On due process

A friend tweeted a resolution not to vote for President in 2012; I’ll avoid citation to save him from the trolls. His concerns center around Obama’s embrace of the targeted killing of terror suspects without any suitable juridical process. These concerns are reasonable. I think — I hope — that history will look back at the events of the last ten years with a shudder. It’s undoubtedly grim.

I do not at all want to diminish his concerns; indeed, the purpose of this blog post is mostly to share the analogy that was the fruit of a meditation on those concerns, which I think any reasonable person would share. But I should make clear where I stand from the outset. My position is that it is irresponsible for “beautiful soul” reasons to act as though a vote is to be an expression of one’s own personal political beliefs. That’s the sort of thing I did as an eighteen year-old. A vote is a much more Hegelian expression of one’s dissolution into the polity, an oscillation across the divide from quality to quantity and back. It’s not about you. Not at all.

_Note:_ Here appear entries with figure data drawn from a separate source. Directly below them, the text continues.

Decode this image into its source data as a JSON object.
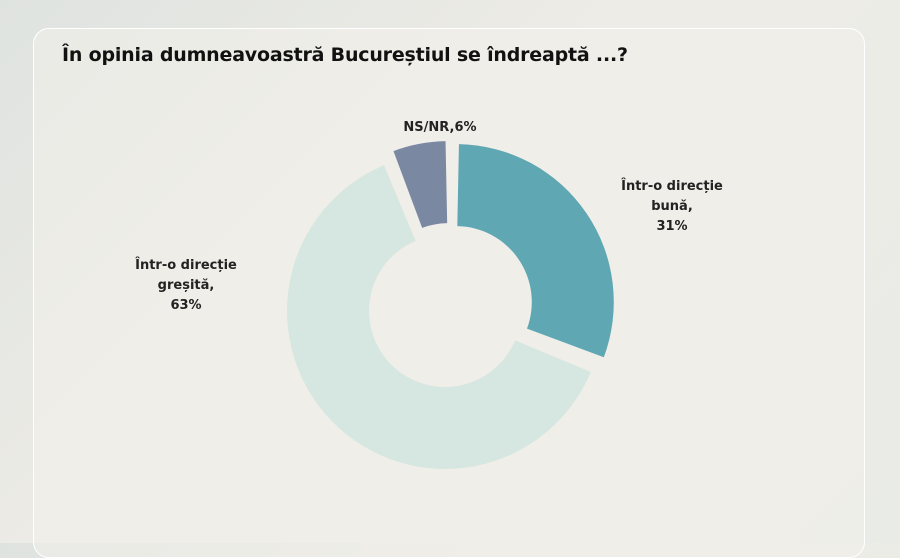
{
  "chart_data": {
    "type": "donut",
    "title": "În opinia dumneavoastră Bucureștiul se îndreaptă ...?",
    "categories": [
      "Într-o direcție bună,",
      "Într-o direcție greșită,",
      "NS/NR,"
    ],
    "values": [
      31,
      63,
      6
    ],
    "value_labels": [
      "31%",
      "63%",
      "6%"
    ],
    "colors": [
      "#5fa7b3",
      "#d6e6e1",
      "#7b88a2"
    ]
  }
}
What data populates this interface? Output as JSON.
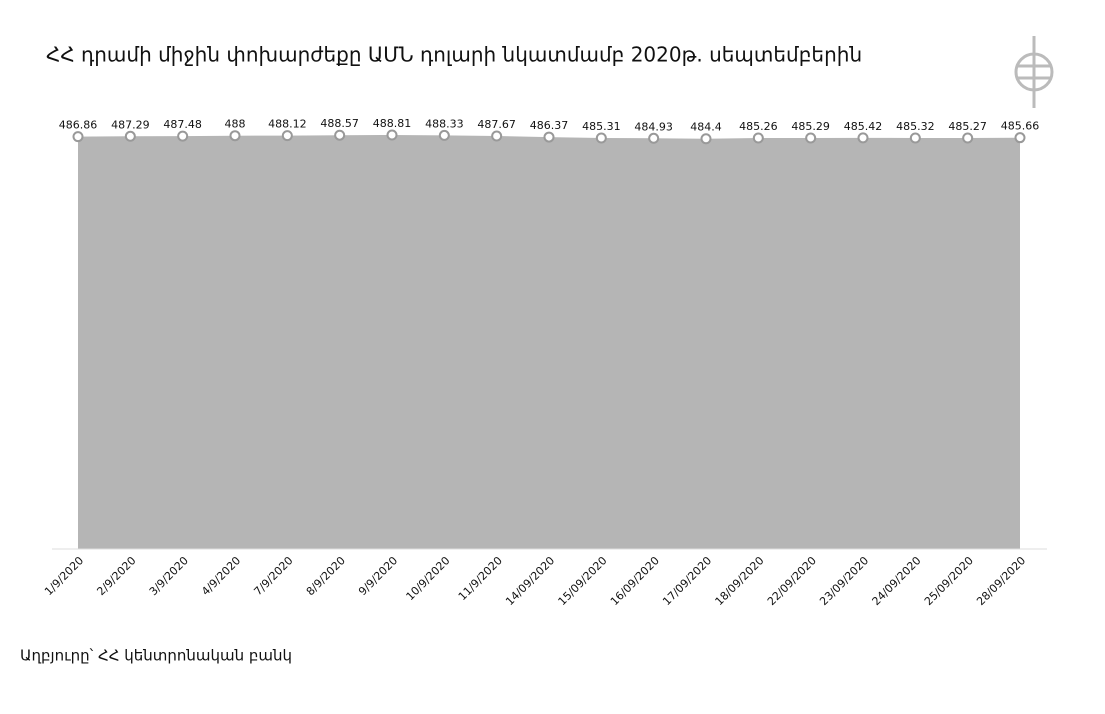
{
  "chart_data": {
    "type": "area",
    "title": "ՀՀ դրամի միջին փոխարժեքը ԱՄՆ դոլարի նկատմամբ 2020թ. սեպտեմբերին",
    "source": "Աղբյուրը՝ ՀՀ կենտրոնական բանկ",
    "categories": [
      "1/9/2020",
      "2/9/2020",
      "3/9/2020",
      "4/9/2020",
      "7/9/2020",
      "8/9/2020",
      "9/9/2020",
      "10/9/2020",
      "11/9/2020",
      "14/09/2020",
      "15/09/2020",
      "16/09/2020",
      "17/09/2020",
      "18/09/2020",
      "22/09/2020",
      "23/09/2020",
      "24/09/2020",
      "25/09/2020",
      "28/09/2020"
    ],
    "values": [
      486.86,
      487.29,
      487.48,
      488,
      488.12,
      488.57,
      488.81,
      488.33,
      487.67,
      486.37,
      485.31,
      484.93,
      484.4,
      485.26,
      485.29,
      485.42,
      485.32,
      485.27,
      485.66
    ],
    "color": "#b5b5b5",
    "ylim": [
      0,
      490
    ]
  }
}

It’s not even about “choice.” To hear all these lefties critique electoral politics as consumerism, as the adoption of a subjective attitude centered on choice, and then propose instead that we counter that by not voting: …well, I’ll be blunt. That’s a precritical stance. So much for the fucking dialectic, right? Presupposing for the moment that we all accept that the space of the political is deeper and broader than the sphere of the electoral, how, exactly, has the withheld vote carried these non-voting lefties past the impasse of choice? What great emancipatory possibilities do you see from your new critical standpoint sulking in the corner?

(Seriously, though: if you see some, let me know. Until then, I’m planning to vote.)

It makes me mourn the state of critical theory education in this country. With that rant out of the way, though, I want to turn to the analogy that prompted this post.

In California and likely elsewhere, there is a well-documented relationship between the parole board and the Governor. The Governor has the ability to overturn the recommendations of the board as to which prisoners should be freed. In principle, this means that an elected representative of the people has a say on these important decisions. But in practice, this produces a situation in which extremely few prisoners are ever paroled. The governor, more directly accountable to the voters, is necessarily more risk averse than s/he probably should be: Schwarzenegger got a lot of attention for overturning something like eighty percent of the parole board’s recommendations. If a paroled criminal were to commit a serious crime, well, you can already hear the attack ads, can’t you?

Now, the thing is this: California paroles a number of criminals routinely, upon release. These peoples’ recidivism rate is high, around 70 percent. But those whom the parole board has examined and reviewed? Their recidivism rates are quite low, around 1 percent. Right?

I think a similar effect is at work with respect to targeted killing. Now, I am not a pacifist. I don’t think it’s unimaginable that there could be a legitimate reason for a state to kill someone. Shit gets real out here on these streets: life is conflictual. Decent people see this as regrettable.

But it does not follow that the government should kill everyone we think might pose a threat to the United States. So we need to set up a decision-making process that errs on the side of letting people live. Presidents are too accountable to the bloodthirsty electorate to get these decisions right: like the governors of California, presidents have a structural impediment to doing a good job on that question. Presidents will get this wrong not because they are unaccountable, but because they are: they are accountable to the worst attributes and tendencies of the electorate.

And I don’t want to hear any guff about how democracy is incompatible with this sort of atrocity. An honest look at the American nineteenth century should disabuse any but the most blinkered of such a ludicrous notion. Executive summary: Andrew Jackson, the man who ‘democratized’ the Presidency, is also the man most responsible for the popular and genocidal Indian Removal Act. Representative democracy at work.

Obama, for me, has been an interesting test case. I see him as an intelligent, capable, decent man, who is sincerely trying to do the best he can. As an individual, he’s probably about as good as we’re ever likely to do under our current electoral arrangements. This is not to say he’s infallible: not at all. Rather, he’s a test of the system — it’s not the President, it’s the Presidency. Don’t hate the player, hate the game.

In practical terms, then, this means that we need the Supreme Court to take this out of the Executive Branch’s hands; it’s not like President Hillary is going to do any better.

Between Romney and Obama, who’s more likely to nominate justices who will get this one right? Yeah. So vote.